“A mystery that we each explore, finding our own answers and connections. Spirituality is a very personal issue, so we approach it respecting each person's experience and chosen path.” –RI International Peer Employment Training

I had a time in my recovery when I felt I had been completely abandoned by the “God of my understanding.” I was finished with that God.  Through my recovery, I came to understand God in a different way, both ways broadening my awareness. One person’s higher power can be a trigger to someone else’s understanding. The conditioning around what we witnessed, were taught, and our personal experiences of a higher power varies tremendously. “Respecting each person’s experience and chosen path” creates more love, peace, forgiveness, and compassion leading to oneness vs. division. It creates curiosity and opportunities to expand the box we often hold our higher power in.

At one time, I worked with at-risk kids that were failing traditional schools. I’ll never forget a young man I worked with because he shared his dad regularly beat him while reading the Bible. The “God of his understanding” at that time was abusive and equated with trauma for him. Why would he want to have a relationship with that person or being? Yet, as I spent time with and witnessed him, he began to respond to loving compassion!

The God I knew early in recovery wasn’t working. My old religious conditioning created judgement of others as to whether they were on the right or wrong path – the “who’s in and who’s out” mentality. I am now able to enjoy hearing about the God of others’ understanding, and appreciate where we converge through oneness. This only happened because, like the young man, my first understanding of God had to not work for me, so that grace and mercy could create a new understanding.

As this understanding changed, part of how I reflected it was in the way I referred to God. In the beginning of my recovery, I often chose “Ultimate Caregiver.” Another favorite is “Love” or “Loving Presence.” Like the facets of a diamond showing another beautiful perspective of the whole, I never tire of the many names. I now enjoy a diversity of opportunities for expressing my spiritual pathway. It’s never static, rather always mystically unfolding.

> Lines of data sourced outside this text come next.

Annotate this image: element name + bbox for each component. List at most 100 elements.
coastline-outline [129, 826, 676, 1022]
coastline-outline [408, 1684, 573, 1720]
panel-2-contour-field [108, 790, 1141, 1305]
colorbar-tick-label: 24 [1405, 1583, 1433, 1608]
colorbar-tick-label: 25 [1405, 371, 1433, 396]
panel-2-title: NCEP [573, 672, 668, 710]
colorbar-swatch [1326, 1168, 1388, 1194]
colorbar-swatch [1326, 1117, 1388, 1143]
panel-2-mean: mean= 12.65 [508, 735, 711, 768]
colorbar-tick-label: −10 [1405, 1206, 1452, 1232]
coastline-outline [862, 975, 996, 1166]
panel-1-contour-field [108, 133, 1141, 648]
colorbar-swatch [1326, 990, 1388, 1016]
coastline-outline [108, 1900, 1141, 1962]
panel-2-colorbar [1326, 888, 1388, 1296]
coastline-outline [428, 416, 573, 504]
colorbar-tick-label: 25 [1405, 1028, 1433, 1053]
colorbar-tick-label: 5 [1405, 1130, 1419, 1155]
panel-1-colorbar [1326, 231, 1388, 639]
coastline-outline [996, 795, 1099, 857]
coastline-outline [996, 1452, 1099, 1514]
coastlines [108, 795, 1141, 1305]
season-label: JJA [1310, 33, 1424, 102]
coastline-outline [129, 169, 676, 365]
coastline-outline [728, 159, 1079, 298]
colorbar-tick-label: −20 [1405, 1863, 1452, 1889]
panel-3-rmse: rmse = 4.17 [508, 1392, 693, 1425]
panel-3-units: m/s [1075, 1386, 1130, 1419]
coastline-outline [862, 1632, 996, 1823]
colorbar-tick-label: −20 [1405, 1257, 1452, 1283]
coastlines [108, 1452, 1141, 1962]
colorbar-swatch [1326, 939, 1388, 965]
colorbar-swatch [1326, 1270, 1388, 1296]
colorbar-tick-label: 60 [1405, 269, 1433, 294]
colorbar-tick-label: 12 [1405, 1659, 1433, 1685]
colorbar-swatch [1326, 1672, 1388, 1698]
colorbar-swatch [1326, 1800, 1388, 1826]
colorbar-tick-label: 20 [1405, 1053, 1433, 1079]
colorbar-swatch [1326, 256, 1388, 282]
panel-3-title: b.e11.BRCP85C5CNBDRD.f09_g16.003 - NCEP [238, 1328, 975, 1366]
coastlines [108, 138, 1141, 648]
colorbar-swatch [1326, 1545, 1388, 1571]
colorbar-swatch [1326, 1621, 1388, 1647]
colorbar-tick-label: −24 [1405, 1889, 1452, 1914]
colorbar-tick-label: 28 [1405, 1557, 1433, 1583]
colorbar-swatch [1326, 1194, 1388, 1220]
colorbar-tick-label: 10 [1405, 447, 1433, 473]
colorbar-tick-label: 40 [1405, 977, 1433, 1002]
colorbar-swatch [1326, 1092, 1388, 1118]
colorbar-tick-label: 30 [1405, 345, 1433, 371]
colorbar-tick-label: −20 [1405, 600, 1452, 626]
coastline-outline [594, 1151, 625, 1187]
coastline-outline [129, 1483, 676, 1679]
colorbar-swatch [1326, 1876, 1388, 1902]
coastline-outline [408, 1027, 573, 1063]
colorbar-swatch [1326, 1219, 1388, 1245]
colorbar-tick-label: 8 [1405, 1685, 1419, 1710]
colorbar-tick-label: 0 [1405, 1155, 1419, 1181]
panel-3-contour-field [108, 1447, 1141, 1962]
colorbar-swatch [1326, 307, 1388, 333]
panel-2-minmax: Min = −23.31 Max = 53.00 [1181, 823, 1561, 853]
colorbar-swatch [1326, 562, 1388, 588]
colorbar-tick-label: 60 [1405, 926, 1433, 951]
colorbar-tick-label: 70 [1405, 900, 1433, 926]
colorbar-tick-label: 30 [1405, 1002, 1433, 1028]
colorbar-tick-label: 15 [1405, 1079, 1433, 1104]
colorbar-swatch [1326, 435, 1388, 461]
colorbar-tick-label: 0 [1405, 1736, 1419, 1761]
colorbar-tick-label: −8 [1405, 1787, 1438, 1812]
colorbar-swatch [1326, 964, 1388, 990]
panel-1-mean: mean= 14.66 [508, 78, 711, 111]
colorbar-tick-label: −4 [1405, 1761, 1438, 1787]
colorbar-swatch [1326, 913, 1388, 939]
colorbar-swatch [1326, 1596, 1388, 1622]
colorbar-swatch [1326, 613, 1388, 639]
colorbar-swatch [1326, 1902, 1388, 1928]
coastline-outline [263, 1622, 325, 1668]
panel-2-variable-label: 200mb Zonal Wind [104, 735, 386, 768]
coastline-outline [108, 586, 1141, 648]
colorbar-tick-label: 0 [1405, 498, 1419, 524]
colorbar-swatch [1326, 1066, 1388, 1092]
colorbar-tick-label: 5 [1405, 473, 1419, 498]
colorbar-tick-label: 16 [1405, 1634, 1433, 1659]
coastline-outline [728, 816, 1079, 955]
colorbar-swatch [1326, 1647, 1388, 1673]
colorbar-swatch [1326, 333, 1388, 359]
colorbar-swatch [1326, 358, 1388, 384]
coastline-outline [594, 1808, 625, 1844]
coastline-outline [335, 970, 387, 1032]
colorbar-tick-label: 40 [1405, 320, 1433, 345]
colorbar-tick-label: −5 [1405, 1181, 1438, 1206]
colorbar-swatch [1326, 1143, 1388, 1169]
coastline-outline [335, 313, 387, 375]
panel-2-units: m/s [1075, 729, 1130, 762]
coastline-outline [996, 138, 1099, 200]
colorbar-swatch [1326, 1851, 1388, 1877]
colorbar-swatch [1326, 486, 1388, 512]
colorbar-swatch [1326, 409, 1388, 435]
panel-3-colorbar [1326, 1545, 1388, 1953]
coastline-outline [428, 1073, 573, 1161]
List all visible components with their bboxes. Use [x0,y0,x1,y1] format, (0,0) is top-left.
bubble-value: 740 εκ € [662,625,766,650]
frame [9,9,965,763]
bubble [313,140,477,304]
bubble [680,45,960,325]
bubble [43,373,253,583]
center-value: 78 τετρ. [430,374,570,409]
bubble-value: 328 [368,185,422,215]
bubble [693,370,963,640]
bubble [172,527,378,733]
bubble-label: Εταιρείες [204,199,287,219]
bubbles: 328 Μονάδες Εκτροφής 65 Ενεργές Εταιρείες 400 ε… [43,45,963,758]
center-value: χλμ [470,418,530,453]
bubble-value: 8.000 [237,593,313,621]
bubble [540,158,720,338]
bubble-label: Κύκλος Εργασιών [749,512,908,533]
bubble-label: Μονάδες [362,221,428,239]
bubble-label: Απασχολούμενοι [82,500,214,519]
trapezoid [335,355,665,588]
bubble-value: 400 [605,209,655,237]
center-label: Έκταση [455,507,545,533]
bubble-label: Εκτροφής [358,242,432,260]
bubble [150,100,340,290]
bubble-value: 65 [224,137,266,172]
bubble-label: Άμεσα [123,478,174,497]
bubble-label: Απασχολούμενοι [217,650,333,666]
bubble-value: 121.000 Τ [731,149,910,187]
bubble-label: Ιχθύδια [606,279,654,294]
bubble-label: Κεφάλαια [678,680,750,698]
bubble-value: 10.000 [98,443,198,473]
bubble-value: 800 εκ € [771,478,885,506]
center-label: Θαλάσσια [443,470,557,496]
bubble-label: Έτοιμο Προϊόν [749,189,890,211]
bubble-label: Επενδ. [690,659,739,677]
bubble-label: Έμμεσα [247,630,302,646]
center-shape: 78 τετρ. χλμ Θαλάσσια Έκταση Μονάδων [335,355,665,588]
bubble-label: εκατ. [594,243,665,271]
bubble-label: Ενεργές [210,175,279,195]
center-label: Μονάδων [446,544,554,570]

Do you have a yearning inside for something more or greater than yourself? Ask for it to be shown to you. It won’t be shown to you exactly like anyone else, and that’s because it meets you right where you are!

Cheri Thomas

Cheri works as a Peer Support Specialist for RI in Arizona. She has experienced loss and grief which has led her to write for the masses to bring voice to those in similar situations. Cheri possesses a deep passion to share with, encourage, and inspire others on what she calls the Journey of the Heart.